Como era de esperar tratándose de una figura tan unida a la religión, “I Corinthians 15:55” no es la única canción con referencias bíblicas; “Redemption day” o la emocionante “Ain´t no grave”, de producción poderosa, completan el cupo místico. Sin embargo, si hay algo que trasciende en este disco es el ambiente de despedida; los recuerdos de una vida (“Can´t help but wonder where I´m bound”, “Satisfied mind”), el “hasta luego” a la amada (“For the good times”, “Aloha oe”), los desenlaces liberadores (“I don´t hurt anymore”, “Cool water”), los anhelos (“Last night I had the strangest dream”), … Todo transmite la misma imagen en blanco y negro de un Cash agitando la mano mientras se aleja lleno de paz.

Y posiblemente no lo haga con la selección más brillante de la colección.
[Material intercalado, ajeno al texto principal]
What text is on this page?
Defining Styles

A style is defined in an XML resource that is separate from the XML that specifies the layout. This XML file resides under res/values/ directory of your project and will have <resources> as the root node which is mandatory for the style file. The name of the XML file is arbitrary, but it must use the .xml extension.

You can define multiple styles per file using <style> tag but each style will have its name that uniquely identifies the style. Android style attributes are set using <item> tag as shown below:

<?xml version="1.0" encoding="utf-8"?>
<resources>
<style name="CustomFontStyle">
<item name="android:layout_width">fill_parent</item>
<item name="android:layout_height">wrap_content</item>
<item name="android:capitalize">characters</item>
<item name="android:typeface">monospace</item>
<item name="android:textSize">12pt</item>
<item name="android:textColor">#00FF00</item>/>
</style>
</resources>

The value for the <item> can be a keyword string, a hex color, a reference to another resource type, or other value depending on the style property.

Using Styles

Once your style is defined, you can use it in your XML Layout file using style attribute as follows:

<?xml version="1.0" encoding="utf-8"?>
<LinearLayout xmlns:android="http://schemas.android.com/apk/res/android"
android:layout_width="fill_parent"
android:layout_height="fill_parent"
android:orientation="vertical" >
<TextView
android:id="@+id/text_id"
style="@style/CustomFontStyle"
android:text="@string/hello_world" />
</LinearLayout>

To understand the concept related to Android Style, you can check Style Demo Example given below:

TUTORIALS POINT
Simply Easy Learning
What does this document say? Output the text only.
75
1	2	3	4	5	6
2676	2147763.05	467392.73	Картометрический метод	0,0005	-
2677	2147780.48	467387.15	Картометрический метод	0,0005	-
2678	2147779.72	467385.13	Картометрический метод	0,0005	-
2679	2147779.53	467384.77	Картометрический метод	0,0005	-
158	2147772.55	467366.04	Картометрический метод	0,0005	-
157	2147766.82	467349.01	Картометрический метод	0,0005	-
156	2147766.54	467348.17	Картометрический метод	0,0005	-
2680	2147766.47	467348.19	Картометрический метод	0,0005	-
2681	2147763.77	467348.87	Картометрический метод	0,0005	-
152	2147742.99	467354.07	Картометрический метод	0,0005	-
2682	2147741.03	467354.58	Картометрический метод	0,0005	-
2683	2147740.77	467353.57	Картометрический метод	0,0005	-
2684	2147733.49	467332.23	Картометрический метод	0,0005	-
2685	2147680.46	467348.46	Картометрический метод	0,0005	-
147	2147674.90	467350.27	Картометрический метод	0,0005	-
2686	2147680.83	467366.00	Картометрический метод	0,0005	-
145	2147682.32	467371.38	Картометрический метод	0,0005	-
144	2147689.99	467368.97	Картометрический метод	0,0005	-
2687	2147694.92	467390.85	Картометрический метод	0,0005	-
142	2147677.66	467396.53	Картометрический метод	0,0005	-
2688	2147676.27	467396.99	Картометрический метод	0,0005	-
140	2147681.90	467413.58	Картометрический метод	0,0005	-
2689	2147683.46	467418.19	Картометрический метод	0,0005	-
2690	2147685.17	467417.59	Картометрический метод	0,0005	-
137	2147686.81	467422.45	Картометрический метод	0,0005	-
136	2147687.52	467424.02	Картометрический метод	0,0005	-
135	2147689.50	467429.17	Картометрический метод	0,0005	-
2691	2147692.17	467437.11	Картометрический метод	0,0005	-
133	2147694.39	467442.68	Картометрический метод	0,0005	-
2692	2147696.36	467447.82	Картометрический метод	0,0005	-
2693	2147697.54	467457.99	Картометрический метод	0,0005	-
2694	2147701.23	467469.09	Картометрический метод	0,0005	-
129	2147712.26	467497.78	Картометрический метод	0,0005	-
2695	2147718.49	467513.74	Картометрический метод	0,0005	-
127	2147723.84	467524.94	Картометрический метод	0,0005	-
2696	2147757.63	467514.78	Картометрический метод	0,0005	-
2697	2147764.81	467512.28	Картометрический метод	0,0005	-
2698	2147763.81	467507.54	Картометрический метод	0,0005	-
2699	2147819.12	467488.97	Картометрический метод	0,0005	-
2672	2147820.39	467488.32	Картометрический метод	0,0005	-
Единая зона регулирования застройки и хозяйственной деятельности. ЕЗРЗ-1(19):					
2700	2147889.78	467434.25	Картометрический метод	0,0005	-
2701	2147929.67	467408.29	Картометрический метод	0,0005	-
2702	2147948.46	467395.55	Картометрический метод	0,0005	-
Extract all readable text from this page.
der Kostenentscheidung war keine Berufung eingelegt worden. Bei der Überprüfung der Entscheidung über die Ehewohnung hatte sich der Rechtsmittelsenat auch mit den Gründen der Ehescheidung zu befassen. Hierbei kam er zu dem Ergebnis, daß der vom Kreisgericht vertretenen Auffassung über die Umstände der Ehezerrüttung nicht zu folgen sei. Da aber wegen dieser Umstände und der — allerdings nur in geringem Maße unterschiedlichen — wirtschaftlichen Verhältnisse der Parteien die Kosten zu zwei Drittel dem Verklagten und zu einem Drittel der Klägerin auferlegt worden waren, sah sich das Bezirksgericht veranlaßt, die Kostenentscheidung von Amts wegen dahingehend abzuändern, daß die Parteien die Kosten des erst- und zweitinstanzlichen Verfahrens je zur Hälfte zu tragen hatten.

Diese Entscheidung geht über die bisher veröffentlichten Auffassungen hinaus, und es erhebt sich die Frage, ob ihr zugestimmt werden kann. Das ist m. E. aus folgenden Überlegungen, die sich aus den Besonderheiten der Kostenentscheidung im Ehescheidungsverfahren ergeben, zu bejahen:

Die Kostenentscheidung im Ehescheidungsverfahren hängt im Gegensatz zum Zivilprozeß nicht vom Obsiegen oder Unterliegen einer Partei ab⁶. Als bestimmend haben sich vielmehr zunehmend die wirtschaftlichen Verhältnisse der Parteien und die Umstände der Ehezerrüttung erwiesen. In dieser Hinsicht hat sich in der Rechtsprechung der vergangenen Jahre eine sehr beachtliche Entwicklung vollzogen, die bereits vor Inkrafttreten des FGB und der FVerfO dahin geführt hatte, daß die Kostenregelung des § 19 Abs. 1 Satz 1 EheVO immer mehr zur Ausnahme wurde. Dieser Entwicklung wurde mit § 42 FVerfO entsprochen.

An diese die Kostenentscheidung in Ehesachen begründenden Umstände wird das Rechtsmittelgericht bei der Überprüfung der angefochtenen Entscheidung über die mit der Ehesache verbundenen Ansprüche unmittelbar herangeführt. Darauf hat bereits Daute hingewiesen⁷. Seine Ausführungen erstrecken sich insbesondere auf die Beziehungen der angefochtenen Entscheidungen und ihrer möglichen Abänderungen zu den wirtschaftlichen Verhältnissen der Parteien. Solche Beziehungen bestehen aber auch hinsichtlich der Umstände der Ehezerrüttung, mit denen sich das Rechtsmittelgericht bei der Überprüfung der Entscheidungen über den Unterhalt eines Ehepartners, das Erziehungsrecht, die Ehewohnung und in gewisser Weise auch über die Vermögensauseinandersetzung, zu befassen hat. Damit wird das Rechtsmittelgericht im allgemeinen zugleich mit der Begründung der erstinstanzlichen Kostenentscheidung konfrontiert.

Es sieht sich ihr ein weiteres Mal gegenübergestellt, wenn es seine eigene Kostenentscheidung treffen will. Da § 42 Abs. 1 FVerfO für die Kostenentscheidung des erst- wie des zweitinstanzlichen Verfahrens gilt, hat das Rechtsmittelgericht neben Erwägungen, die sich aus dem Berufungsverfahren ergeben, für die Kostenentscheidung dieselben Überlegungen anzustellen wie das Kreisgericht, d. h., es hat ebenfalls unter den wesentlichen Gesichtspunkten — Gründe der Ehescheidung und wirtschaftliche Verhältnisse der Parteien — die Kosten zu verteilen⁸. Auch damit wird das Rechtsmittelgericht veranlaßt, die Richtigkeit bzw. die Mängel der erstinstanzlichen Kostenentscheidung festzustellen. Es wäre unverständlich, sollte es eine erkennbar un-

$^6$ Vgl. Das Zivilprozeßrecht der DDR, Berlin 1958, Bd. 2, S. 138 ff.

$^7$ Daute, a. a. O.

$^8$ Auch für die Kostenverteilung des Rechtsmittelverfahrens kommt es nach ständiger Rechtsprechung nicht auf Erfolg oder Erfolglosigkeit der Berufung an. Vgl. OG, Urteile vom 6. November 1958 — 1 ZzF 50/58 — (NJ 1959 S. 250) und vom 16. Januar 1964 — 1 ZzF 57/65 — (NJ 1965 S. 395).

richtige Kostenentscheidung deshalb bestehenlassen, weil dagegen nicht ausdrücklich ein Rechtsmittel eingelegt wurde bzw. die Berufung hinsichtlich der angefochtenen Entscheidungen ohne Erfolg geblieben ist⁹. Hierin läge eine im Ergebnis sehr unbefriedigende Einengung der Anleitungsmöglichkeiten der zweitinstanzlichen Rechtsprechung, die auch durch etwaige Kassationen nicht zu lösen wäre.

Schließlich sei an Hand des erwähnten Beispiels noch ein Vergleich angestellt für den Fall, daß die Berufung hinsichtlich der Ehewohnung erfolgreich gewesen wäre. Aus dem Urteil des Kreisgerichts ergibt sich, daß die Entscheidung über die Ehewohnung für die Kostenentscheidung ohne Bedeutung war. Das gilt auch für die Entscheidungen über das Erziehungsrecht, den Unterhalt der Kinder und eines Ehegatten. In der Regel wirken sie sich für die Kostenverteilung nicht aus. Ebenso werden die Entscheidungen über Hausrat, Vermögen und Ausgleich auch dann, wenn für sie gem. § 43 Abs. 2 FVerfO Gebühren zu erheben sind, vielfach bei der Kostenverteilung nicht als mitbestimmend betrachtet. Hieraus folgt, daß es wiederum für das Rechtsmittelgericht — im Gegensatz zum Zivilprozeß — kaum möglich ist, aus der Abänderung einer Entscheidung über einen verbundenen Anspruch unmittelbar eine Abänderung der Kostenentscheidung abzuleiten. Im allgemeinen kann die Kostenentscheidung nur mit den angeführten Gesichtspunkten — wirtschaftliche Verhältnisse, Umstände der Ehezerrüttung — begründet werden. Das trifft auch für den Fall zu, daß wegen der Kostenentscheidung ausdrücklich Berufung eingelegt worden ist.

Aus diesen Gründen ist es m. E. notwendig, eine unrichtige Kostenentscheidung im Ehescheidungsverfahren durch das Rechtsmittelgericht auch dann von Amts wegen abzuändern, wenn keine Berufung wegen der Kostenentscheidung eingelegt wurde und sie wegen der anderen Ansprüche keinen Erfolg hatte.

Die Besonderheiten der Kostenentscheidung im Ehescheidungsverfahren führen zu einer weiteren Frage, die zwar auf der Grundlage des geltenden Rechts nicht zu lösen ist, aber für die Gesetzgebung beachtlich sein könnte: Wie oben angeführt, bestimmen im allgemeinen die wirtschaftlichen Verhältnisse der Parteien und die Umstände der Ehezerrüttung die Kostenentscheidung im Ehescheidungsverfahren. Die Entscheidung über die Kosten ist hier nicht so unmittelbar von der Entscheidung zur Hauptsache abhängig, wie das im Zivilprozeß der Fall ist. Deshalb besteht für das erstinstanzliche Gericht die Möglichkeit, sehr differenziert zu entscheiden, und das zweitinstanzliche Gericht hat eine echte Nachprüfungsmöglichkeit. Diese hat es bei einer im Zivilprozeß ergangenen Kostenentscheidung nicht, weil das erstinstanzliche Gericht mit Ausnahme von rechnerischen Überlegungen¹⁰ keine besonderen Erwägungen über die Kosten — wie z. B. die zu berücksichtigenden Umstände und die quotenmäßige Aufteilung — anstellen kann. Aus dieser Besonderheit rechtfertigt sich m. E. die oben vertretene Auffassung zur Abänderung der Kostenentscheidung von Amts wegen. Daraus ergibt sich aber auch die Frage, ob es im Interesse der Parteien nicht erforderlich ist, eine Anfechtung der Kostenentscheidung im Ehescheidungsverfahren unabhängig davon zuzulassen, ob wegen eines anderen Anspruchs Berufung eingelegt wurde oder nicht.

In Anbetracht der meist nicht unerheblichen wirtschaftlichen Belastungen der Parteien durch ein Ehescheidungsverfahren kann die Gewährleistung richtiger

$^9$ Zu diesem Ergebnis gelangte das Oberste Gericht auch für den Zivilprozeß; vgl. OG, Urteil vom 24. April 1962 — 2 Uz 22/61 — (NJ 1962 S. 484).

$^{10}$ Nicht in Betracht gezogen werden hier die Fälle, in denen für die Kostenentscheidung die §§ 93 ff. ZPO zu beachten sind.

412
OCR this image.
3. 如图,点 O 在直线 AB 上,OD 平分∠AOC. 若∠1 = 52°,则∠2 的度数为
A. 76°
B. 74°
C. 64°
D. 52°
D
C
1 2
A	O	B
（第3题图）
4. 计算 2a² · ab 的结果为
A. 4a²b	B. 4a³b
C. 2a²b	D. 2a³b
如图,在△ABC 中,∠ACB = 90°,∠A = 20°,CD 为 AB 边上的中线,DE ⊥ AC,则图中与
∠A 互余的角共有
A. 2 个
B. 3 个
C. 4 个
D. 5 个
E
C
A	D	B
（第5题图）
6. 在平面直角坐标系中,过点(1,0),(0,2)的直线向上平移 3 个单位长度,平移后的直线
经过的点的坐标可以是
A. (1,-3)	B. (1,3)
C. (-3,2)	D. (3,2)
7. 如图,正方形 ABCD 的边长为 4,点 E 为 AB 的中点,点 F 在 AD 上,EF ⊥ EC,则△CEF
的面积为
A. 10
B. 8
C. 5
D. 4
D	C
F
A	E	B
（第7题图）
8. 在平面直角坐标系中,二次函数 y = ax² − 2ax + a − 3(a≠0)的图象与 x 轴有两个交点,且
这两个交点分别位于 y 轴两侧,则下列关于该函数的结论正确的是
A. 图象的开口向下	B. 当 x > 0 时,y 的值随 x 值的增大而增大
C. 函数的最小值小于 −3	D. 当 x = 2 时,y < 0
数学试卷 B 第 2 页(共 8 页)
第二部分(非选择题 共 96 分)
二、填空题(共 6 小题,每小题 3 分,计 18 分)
Pero, tratándose de quien es, eso es lo de menos. Lo de más era que este Ain´t No Grave bajara el telón de los American Recordings como Cash y la serie merecían, y lo hace. Lo que no hace es, sin embargo, despedirnos definitivamente del hombre de la voz profunda; como reza el tema que da nombre al disco, nada puede impedir que permanezca inmortalmente en el recuerdo de los que disfrutamos de su valiosa obra.